Numerous Mac web sites and mainstream media have spread the “rumor” of an impending $500 Mac and new Mac applications. The pro-Mac web site Think Secret was one of the first to release the information to the public.
Think Secret has often been the public source of accurate information (rumors) about new Apple product information, lending more respectability to recent news of a $500 Mac.
Is Apple attempting to plug a leak in the secretive corporate culture of Cupertino (thereby protecting important trade secrets), or is the Mac maker trying to intimidate the non-mainstream Mac media? Or, is this really a combination of both but with the added benefit (by design) of gaining tremendous public relations notice?
Here’s what cNet is reporting:
“Apple has filed a civil complaint against the owner of ThinkSecret.com and unnamed individuals who we believe stole Apple’s trade secrets…” “We believe that Think Secret solicited information about unreleased Apple products from these individuals, who violated their confidentiality agreements with Apple by providing details that were later posted on the Internet.”
Apparently both confidential marketing plans and technical capabilities were released.
Hmmm. I see a few problems developing on the immediate horizon. First, Apple is well within their rights to sue to protect trade secrets. The company is among the most secretive in the US technology field.
How many of us knew about the sunflower iMac before the Time Magazine article?
Apple’s lawsuit, successful or not, will have a dampening effect on a number of Mac sites which specialize in digging up secret information (also known as “dirt” or rumors) for those of us who simply can’t get enough just by using our Macs daily.
The quote above says Think Secret solicited information about unreleased Apple products from various individuals. These same individuals apparently violated confidentiality agreements with Apple. The Cupertino computer maker now wants their collective necks hung out to dry (to mix a few metaphors).
In the process, some Mac sites may scale back their dirt digging efforts in fear of the expense of a lawsuit or two from Apple.
To be fair, email links, comments links, and forums are breeding grounds for nearly anonymous “secret tending” and it’s quite possible that some sites, Think Secret included, did nothing more than repeat, embellish, and publish simple “comments” from readers who posted or emailed such, using a name that received more credibility as accurate product announcements stacked up through the years.
We have both anonymous Comments link and a feedback link. You could easily “send” me what you think Apple will do, and, if plausible, I could publish it on the web site.
Other than the links, no real solicitation took place. I wouldn’t and don’t know you from Heidi Klum’s ex. Could Apple sue this web site because of such “disclosure?” Apparently.

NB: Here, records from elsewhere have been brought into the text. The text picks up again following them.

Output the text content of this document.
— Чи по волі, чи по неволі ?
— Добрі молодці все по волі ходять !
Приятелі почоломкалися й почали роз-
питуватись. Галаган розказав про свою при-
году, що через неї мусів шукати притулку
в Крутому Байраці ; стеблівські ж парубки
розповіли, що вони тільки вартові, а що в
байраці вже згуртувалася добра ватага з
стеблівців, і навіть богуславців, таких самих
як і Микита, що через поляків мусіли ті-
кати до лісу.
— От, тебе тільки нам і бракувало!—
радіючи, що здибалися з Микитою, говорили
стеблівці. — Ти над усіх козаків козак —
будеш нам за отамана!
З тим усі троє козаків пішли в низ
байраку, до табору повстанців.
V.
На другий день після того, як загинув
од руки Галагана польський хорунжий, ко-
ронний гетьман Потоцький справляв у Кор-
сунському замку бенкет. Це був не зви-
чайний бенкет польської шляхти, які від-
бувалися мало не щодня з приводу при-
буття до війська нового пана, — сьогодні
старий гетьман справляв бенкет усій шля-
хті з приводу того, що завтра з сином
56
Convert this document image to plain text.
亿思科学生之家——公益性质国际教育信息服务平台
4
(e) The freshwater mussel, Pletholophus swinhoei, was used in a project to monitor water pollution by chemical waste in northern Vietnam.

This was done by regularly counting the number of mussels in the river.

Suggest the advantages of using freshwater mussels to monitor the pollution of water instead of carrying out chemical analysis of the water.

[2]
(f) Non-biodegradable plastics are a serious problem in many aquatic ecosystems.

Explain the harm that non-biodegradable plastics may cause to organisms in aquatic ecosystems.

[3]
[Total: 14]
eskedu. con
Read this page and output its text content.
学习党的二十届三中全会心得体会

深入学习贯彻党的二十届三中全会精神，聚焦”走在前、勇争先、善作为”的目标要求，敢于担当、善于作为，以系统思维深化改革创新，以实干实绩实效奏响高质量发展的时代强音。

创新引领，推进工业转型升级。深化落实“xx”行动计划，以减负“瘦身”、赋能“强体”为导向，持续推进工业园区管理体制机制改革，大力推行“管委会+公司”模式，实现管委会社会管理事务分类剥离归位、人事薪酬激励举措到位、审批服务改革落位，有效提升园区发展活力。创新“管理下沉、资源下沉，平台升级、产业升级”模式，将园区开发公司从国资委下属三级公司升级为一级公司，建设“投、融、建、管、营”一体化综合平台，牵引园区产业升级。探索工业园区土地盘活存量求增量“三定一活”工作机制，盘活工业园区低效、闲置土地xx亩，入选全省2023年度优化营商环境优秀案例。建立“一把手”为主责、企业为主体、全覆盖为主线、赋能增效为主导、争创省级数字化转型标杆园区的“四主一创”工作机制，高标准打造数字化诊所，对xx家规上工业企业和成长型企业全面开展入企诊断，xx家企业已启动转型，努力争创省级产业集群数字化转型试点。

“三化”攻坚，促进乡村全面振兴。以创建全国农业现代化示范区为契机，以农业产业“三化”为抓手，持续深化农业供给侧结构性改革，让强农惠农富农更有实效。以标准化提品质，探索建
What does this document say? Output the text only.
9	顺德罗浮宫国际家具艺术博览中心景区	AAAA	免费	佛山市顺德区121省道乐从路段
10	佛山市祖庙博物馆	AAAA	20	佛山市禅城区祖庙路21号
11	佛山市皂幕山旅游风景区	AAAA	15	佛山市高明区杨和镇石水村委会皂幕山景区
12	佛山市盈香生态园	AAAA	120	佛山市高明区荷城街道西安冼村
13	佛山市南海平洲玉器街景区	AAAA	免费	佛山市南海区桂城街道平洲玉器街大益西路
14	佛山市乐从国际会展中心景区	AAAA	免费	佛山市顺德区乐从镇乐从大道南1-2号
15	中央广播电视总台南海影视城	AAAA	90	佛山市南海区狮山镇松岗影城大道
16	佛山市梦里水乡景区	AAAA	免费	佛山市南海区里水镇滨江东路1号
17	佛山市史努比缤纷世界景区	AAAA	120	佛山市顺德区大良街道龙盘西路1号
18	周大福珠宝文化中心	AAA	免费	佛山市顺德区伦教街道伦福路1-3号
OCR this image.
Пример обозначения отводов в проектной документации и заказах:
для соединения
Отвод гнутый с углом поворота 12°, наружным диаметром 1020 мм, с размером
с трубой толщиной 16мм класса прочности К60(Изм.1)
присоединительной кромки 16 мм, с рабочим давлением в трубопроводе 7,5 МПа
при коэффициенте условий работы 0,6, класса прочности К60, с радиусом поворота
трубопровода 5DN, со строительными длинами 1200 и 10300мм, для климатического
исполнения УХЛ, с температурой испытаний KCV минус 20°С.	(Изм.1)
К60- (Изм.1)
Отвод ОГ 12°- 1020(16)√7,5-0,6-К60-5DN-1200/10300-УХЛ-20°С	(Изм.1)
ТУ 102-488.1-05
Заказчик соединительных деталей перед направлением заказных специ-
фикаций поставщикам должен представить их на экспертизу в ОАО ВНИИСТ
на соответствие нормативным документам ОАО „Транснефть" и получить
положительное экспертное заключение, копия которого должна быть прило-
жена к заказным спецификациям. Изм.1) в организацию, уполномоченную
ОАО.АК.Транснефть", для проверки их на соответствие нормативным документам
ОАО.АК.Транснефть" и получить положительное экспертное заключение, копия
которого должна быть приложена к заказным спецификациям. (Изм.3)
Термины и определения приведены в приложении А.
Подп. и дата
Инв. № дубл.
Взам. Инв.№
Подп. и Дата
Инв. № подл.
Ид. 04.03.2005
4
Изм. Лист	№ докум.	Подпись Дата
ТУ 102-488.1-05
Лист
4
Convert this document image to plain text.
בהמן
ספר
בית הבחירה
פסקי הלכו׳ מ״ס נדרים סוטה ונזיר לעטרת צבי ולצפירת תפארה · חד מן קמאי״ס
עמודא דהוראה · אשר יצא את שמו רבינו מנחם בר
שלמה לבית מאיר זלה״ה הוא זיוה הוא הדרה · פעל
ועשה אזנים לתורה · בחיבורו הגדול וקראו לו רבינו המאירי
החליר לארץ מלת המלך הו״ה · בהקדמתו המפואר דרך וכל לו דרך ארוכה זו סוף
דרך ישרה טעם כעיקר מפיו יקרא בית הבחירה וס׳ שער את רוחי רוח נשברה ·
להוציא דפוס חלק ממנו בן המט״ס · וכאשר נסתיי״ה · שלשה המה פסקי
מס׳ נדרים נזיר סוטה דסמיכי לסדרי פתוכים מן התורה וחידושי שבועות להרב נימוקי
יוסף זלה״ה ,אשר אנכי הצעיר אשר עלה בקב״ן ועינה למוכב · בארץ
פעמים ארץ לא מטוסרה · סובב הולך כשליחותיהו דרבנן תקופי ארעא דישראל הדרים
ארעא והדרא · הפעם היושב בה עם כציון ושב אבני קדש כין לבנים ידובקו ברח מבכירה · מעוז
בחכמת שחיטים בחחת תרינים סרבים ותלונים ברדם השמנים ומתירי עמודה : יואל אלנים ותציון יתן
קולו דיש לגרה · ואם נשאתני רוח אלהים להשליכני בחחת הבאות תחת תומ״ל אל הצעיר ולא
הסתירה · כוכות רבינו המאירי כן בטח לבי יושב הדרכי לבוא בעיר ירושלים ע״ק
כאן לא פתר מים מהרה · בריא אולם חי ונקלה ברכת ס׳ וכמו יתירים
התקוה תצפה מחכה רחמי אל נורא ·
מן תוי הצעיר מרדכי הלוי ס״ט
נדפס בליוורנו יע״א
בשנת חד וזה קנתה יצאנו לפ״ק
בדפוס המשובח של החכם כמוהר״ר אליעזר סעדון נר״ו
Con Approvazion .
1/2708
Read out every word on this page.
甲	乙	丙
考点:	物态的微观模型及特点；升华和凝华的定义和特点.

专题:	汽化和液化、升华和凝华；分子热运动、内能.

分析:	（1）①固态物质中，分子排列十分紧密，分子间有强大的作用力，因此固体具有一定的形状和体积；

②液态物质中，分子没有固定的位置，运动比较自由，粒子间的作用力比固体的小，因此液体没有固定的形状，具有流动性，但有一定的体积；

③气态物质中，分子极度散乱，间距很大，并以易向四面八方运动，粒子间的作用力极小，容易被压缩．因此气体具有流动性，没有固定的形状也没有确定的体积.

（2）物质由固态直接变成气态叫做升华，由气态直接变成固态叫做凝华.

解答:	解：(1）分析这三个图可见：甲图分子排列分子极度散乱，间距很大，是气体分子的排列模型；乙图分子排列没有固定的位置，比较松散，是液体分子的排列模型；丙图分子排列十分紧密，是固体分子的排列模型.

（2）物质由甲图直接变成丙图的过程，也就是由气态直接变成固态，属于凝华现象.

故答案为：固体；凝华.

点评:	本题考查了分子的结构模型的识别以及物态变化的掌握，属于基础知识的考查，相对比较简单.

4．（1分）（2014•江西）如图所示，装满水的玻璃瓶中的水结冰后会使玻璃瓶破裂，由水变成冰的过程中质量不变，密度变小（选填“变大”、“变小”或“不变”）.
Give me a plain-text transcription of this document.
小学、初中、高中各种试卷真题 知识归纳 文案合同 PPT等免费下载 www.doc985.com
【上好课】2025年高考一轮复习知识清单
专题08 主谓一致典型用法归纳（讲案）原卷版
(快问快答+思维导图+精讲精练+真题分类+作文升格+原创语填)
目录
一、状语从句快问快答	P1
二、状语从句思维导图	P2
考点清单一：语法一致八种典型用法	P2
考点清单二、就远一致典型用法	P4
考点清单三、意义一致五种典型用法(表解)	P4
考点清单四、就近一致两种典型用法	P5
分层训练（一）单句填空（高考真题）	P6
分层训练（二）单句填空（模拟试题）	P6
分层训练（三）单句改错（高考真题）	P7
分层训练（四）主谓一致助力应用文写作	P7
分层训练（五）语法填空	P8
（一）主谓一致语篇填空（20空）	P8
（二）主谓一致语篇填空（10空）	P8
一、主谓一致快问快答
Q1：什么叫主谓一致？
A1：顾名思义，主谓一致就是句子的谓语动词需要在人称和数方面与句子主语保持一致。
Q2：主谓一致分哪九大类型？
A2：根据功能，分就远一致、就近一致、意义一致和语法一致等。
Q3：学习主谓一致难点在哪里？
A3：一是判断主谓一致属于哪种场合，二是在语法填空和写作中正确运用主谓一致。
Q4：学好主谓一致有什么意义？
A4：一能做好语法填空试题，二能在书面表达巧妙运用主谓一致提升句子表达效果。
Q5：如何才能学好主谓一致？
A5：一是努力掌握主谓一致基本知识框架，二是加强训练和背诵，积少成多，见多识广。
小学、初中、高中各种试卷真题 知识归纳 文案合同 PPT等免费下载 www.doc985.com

Personally, I think this particular lawsuit is probably dangerous for free speech. We could be held liable if you posted actual secrets on our comments list, or on a bulletin board/forum (should we ever decide to do such a thing).
Apple is protecting their trade secrets (once they’re public knowledge are they “secrets” any more?) by the lawsuit. They’re also inhibiting freedom of speech by intimidating members of the public who may simply “speculate” what Apple’s about to do (don’t say you haven’t done that!) and how they’ll do it.
That’s bad for freedom of speech.
Plus, Apple gets tremendous marketing and public relations mileage out of the whole trade secrets lawsuit issue (should the “secrets” turn out to be true). The $500 Mac became very public knowledge over the holidays, right? Some companies would kill to get that kind of press without paying a dime.
Remember former president Jimmy Carter’s Playboy interview and “lust?” Same thing. It was Jimmy “who” to Jimmy the cool candidate almost overnight.
So, for what it’s worth, an un-named source has provided the following “secret” information which we are releasing at this time for the public’s interest.
Apple will, early in 2005 announce a new monitor-less Mac, priced at $499 or $599, using a new, powerful, low-power CPU. The new Mac will ship with Mac OS X Tiger, a new iLife ‘05 application suite, and a new iWork ‘05 application suite which contains a word processor, a spreadsheet and database, and Keynote.
Current Mac users will not be allowed to purchase the new Mac as it is targeted at Windows users who are dissatisfied with their Wintel PCs.
Oh, and a flash-based iPod will be announced, too.